Let me give a simple example of the sort of mistakes that are picked up. Like others (I have noticed) I often type "now" instead of "not". When I write for publication I do not always pick up this sort of error. By the time I have got what I am writing into some sort of shape I am only too glad to get rid of this. As a referee I do usually pick up these sort of mistakes because, as a publisher, I tend to notice but I have seen that many others do not. They read what they want to read. I cannot now give the references but I am aware that psychologists have written on this topic.

As I understand it David's point is how often does the science in the definitive version differ from the science in the authors' accepted versions. If the difference is rarely important or even never important or the difference is often the other way (publishers making mistakes) is there any point in copy-editing? It is an unneccessary expense? My picture is that he is building a model from the ground up and picking out what is important in the system as it is now and what is not. Is this a travesty? I hope not.

The huge majority of scholars think so whether they are banded together in learned societies or as groups in an editorial team. I know that it is a difficult point to get across but I want to reiterate that publishers are serving scholars. They are in an actual situation. They talk to scholars all the time. Apart from attending and speaking at perhaps ten editorial board meetings this year, I will have been a participant at not less than that number (probably fifteen) specialist conferences in the course of the year. And this is my part-time job. I do not think many of the people who write from an OA standpoint in these lists have that exposure to the scholarly community

If for example I told any editors I work with that there was no need for copy-editing and we would just pass on what they accepted through to the production process, reducing the subscription rate to take into account the reduced expense, they would either resign en masse or get me fired (sacked).
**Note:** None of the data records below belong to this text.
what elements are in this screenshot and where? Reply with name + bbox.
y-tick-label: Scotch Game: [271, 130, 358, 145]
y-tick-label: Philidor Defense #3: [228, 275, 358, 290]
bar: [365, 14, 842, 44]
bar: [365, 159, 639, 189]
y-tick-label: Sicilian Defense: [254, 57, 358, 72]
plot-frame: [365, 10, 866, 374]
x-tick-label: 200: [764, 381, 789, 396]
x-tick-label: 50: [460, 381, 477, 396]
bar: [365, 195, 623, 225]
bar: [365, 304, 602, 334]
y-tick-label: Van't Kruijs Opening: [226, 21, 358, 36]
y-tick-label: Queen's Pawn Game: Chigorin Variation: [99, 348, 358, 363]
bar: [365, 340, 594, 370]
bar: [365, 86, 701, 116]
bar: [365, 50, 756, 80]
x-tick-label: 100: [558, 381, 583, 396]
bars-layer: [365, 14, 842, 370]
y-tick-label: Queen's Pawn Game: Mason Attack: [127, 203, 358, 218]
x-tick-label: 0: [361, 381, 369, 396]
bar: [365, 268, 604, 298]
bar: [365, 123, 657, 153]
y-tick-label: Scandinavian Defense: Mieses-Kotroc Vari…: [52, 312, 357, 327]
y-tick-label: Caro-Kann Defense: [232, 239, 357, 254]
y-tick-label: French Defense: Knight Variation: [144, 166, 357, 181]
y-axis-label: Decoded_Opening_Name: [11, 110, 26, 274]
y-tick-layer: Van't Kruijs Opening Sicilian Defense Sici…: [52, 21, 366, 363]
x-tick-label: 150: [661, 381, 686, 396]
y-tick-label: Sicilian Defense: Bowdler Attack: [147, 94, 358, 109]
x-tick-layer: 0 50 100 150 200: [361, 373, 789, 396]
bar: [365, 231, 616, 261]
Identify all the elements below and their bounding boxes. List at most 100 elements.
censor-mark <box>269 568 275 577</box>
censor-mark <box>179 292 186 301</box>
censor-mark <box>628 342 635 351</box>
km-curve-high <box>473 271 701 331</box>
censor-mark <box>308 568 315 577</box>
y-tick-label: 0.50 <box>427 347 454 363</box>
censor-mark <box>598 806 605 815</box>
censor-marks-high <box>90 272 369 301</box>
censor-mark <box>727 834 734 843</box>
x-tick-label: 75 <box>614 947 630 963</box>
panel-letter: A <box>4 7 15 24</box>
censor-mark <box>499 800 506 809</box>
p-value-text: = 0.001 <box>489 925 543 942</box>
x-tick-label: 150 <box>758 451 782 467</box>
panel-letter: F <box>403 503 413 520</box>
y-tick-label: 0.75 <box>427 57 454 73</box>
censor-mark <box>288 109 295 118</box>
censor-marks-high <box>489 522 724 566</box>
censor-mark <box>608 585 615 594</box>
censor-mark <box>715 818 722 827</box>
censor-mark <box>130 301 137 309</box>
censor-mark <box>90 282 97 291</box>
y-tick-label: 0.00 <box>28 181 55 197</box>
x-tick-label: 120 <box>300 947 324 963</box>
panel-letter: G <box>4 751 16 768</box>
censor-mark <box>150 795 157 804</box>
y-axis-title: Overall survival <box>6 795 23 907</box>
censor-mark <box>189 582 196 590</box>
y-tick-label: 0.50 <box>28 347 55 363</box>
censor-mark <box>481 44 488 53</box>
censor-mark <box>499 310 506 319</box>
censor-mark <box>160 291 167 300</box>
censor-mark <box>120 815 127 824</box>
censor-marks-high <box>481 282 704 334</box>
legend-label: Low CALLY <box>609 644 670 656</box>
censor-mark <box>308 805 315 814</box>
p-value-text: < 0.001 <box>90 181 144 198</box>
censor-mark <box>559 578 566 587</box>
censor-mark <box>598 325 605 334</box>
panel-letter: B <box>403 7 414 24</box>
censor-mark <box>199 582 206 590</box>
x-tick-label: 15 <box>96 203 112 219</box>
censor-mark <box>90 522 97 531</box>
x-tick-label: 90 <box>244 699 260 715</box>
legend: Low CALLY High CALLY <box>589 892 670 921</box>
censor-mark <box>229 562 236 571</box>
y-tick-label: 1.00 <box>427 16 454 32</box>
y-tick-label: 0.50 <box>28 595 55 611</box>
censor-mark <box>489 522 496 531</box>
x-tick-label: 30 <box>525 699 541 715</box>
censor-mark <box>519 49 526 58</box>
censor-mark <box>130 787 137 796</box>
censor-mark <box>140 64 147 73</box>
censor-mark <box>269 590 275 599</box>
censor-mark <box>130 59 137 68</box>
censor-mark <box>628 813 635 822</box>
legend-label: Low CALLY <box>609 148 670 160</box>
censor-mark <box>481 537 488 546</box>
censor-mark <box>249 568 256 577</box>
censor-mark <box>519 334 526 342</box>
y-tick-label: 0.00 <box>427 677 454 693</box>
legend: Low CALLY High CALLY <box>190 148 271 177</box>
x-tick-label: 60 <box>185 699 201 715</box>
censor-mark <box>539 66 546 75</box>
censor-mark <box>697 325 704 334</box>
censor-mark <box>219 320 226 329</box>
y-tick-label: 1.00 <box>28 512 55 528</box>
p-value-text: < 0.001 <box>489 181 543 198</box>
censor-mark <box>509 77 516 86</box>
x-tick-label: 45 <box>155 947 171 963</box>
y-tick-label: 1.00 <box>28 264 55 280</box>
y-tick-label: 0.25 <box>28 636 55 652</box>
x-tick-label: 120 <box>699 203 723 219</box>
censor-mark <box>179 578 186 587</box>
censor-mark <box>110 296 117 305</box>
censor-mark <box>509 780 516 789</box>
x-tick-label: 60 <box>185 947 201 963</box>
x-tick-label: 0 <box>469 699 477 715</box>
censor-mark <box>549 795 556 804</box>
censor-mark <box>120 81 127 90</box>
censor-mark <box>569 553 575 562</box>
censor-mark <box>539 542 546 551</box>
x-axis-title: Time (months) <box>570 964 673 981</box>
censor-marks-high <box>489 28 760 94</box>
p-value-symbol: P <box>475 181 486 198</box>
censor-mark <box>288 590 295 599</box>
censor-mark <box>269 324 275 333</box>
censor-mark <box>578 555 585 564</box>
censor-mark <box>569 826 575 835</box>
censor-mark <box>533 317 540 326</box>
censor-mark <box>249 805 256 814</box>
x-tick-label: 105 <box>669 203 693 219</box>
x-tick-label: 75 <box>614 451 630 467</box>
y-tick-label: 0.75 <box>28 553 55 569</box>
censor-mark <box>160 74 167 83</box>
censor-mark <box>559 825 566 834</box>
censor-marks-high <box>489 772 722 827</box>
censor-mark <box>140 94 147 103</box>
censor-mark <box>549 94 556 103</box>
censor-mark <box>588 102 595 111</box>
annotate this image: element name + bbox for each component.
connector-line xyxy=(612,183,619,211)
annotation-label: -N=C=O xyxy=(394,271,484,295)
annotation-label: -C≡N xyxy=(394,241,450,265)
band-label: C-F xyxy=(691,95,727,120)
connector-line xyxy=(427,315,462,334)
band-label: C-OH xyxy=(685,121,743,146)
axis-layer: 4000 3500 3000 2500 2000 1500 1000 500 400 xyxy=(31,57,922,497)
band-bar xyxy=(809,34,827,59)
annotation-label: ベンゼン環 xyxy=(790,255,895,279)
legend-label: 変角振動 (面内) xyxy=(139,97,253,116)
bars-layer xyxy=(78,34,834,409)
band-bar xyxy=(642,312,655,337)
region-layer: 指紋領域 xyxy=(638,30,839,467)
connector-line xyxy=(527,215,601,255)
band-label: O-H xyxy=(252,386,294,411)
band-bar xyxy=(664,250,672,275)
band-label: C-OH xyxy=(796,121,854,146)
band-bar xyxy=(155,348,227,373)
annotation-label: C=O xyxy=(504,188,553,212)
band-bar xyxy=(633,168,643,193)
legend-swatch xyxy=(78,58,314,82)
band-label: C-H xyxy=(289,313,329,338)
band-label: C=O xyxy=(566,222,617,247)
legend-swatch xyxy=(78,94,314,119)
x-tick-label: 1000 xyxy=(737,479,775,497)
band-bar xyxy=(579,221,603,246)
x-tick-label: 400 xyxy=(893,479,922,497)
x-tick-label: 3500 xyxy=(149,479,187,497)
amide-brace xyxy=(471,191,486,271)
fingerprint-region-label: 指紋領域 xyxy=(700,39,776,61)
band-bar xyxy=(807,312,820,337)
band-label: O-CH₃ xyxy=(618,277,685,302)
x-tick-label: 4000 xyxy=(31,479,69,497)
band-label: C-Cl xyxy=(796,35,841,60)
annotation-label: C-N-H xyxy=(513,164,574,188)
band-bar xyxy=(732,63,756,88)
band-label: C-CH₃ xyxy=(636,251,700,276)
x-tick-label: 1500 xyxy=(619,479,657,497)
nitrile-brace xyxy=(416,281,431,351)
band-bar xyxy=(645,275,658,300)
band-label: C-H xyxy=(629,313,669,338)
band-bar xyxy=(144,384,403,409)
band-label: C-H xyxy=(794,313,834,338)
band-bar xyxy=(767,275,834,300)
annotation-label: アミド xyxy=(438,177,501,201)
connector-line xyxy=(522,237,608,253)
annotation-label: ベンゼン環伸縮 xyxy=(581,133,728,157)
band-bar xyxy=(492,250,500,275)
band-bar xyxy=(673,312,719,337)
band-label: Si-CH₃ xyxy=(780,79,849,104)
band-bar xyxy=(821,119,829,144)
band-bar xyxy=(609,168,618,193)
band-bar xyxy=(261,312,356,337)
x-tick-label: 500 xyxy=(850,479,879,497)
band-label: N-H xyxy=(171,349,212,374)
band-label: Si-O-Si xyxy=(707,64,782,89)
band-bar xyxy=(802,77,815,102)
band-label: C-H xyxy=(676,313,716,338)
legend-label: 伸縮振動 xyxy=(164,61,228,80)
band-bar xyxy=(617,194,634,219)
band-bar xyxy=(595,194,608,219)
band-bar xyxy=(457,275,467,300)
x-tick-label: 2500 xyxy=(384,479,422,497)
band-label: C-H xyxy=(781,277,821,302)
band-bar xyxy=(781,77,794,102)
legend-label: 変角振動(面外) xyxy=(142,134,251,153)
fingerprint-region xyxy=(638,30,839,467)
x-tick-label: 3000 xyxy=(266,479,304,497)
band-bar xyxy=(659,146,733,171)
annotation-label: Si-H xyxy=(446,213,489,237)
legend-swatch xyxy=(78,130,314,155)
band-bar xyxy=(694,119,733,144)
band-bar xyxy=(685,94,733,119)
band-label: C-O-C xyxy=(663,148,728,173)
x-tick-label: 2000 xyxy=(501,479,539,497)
They are not serving Dr. Goodman and Professor Harnad or the UK or the US governments. Professor Harnad and Dr. Goodman may persuade the UK or the US governments to take actions that will force publishers to change their procedures never mind what the authors and editors actually want

Publishers are (mostly) working to improve their act and that includes publishers like PLOS as well. Those publishers who do not copy-editor properly or even at all (and there are some) are an embarrassment - at any rate to me. The remark about references is indeed based on past research (which came as rather a shock to some of us) but actually now publishers have to get the reference right because of CrossRef - or it is not recognised. Or so I understand.